Health teams working in the region identified a further 13 women who caught the virus attending the same burial, starting a chain reaction of infections, deaths and more funerals.
According to the WHO, “quick investigations by local health authorities suggested that participation in that funeral could be linked to as many as 365 Ebola deaths”.
From there Ebola spread to Sierra Leone’s capital Freetown where overcrowded living conditions and fluid population movements helped it to spiral further out of control.
A tragic footnote at the end of the study produced by doctors and scientists tracing the outbreak into Sierra Leone highlights the ultimate price some health workers have paid.
Five of the report’s co-authors, including Sierra Leone’s leading physician spearheading the fight against haemorrhagic illnesses in West Africa, contracted Ebola and died before the report was published.
Nigeria: A success story
The tale of another act of true human sacrifice explains how Nigeria has managed to beat Ebola and pull off what the WHO has called a “spectacular success story”.

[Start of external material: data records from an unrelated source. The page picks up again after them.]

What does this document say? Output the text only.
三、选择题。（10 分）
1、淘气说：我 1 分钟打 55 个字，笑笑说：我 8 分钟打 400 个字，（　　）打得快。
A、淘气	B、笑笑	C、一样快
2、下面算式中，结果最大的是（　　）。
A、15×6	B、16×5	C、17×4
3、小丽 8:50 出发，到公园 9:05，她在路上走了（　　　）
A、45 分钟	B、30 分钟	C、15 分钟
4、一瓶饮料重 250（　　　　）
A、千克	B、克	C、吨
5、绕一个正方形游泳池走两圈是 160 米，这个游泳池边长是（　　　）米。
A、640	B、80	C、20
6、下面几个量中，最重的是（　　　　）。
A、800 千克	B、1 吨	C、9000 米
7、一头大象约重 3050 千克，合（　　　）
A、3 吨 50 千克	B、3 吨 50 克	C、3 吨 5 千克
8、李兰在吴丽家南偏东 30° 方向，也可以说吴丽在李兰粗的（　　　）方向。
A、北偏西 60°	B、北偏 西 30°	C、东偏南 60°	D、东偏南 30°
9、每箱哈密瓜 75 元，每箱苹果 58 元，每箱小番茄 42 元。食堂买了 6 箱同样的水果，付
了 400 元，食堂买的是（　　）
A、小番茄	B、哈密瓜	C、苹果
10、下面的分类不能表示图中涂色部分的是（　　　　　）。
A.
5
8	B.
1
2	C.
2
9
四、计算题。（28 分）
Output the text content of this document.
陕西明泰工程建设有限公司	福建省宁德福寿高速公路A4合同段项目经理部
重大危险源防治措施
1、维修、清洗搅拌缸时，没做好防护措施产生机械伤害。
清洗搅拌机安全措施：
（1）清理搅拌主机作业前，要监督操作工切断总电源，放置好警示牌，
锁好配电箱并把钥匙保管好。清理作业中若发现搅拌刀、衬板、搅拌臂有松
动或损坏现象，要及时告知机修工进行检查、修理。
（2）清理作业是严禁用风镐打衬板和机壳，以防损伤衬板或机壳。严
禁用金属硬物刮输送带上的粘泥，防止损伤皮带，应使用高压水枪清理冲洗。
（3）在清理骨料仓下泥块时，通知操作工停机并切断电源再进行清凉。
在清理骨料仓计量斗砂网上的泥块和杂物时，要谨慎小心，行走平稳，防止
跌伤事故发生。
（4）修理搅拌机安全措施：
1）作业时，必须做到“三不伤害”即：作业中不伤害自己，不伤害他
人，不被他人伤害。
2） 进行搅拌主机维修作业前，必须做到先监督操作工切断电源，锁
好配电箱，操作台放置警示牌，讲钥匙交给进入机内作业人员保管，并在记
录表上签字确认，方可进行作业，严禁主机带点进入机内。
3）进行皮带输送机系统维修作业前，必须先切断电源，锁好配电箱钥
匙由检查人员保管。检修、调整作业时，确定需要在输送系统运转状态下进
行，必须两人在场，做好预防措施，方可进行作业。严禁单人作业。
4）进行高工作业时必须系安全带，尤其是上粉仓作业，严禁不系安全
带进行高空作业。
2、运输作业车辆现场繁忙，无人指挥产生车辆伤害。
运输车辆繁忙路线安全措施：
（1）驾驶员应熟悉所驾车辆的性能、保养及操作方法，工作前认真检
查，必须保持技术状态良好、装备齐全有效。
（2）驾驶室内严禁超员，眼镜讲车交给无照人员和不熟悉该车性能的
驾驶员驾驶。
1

A country home to 170 million, Nigeria has almost seven times the combined population of Guinea, Liberia and Sierra Leone.
A rapid response and effective tracing of almost 1,000 individuals who may have been exposed to the virus meant the number of Ebola deaths in Nigeria was limited to eight.
At the heart of the fight against Ebola in Nigeria was Dr Ameyo Stella Adadevoh.
Dr Adadevoh diagnosed American-Liberian Patrick Sawyer with Ebola when he was hospitalised in Lagos.
The doctor and her staff physically intervened when Mr Sawyer tried to leave the treatment centre. This action cost Dr Adadevoh and three medical staff their lives when they too contracted the disease.
A new phase
Almost a year from two-year-old Emile’s death, at least 5,500 people are estimated to have died from Ebola.
Many more deaths have gone unrecorded.
Efforts to tackle Ebola have been hindered by fierce resistance from local communities with a history of suspicion towards any outside intervention.
This has enabled new chains of transmission to pop up and threaten to spiral out of control.